The royal lover, too, grew very red, and stammered a few inaudible words. Then bowing, awkwardly, he stumbled over an armchair, and retreated in dire confusion.

Marie Antoinette looked after her clumsy king with a beating heart.

"Am I, indeed, to be blessed with his love?" thought the poor, young thing. "If I am, I shall be the happiest and most enviable of women."

CHAPTER CIII.

THE LAST APPEAL.

The carriage of the Countess Esterhazy was returning from a ball which the empress had given in honor of her son's departure from Vienna. Joseph was about to visit France, and his lovely young sister was once more to hear the sound of a beloved voice from home.

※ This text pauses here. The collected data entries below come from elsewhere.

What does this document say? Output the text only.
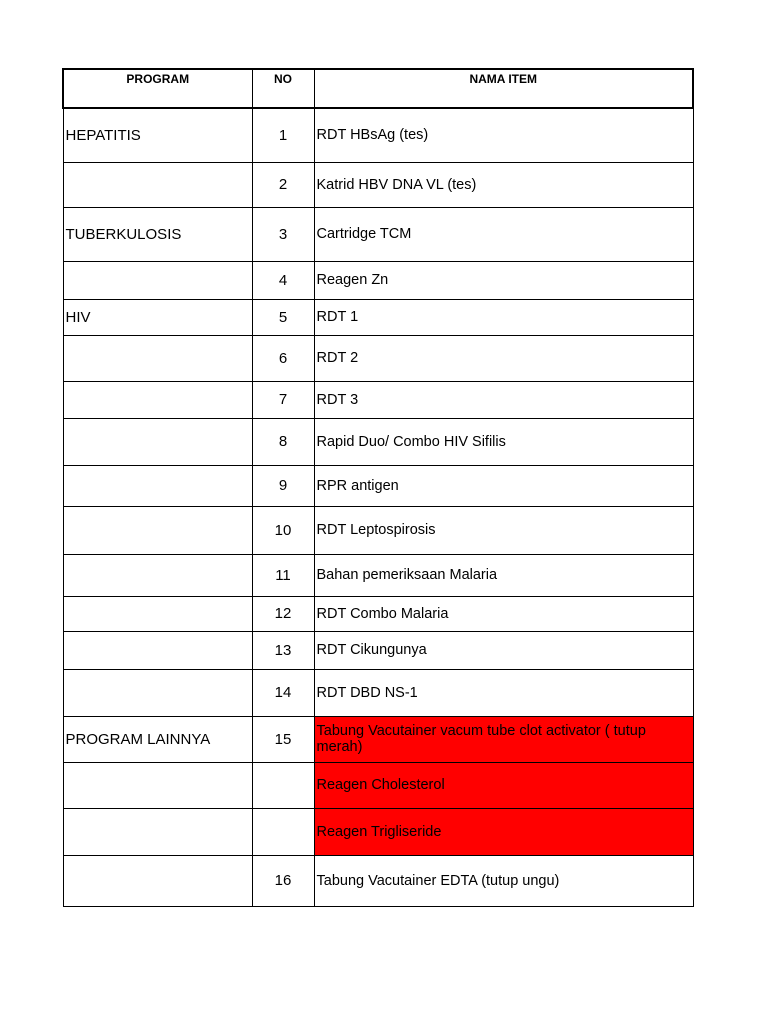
PROGRAM	NO	NAMA ITEM
HEPATITIS	1	RDT HBsAg (tes)
	2	Katrid HBV DNA VL (tes)
TUBERKULOSIS	3	Cartridge TCM
	4	Reagen Zn
HIV	5	RDT 1
	6	RDT 2
	7	RDT 3
	8	Rapid Duo/ Combo HIV Sifilis
	9	RPR antigen
	10	RDT Leptospirosis
	11	Bahan pemeriksaan Malaria
	12	RDT Combo Malaria
	13	RDT Cikungunya
	14	RDT DBD NS-1
PROGRAM LAINNYA	15	Tabung Vacutainer vacum tube clot activator ( tutup merah)
		Reagen Cholesterol
		Reagen Trigliseride
	16	Tabung Vacutainer EDTA (tutup ungu)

It was long past midnight; but the Hotel Esterhazy was one blaze of light. It had been one of the countess's first orders to her steward that, at dusk, every chandelier in her palace should be lighted. She hated night and darkness, she said, and must have hundreds of wax-lights burning from twilight until morning. This was one of the whims of the fair Margaret, which, although it amused all Vienna, was any thing but comic to her husband, for it cost him one thousand florins a month.

The hotel, then, from ground-floor to attic, was bright as noon-day. Six lackeys, in silvered livery, stood on either side of the entrance, with torches in their hands, to light their lady to the vestibule. From the inner door to the staircase a rich Turkey carpet covered the floor; and, here again, stood twelve more lackeys, performing the office of candelabra to the light-loving countess. At the foot of the stairs stood the steward and the butler of the household, awaiting such orders as she might choose to fling at them on her way; and at the head of the stairs, waiting to receive her, stood a bevy of dames de compagnie, and other female attendants.

The countess passed through this living throng without vouchsafing one glance in acknowledgment of their respectful greetings. In profound silence she swept up the stairway; her long, glossy train of white satin following her as she went, like the foaming track that a ship leaves upon the broad bosom of the ocean, and the diamonds that decked her brow, neck, and arms, flinging showers of radiance that dazzled the eye like lightning when the storm is at its height. Her head was thrown back, her large black eyes were starry as ever, and her face was so pale that its pallor was unearthly.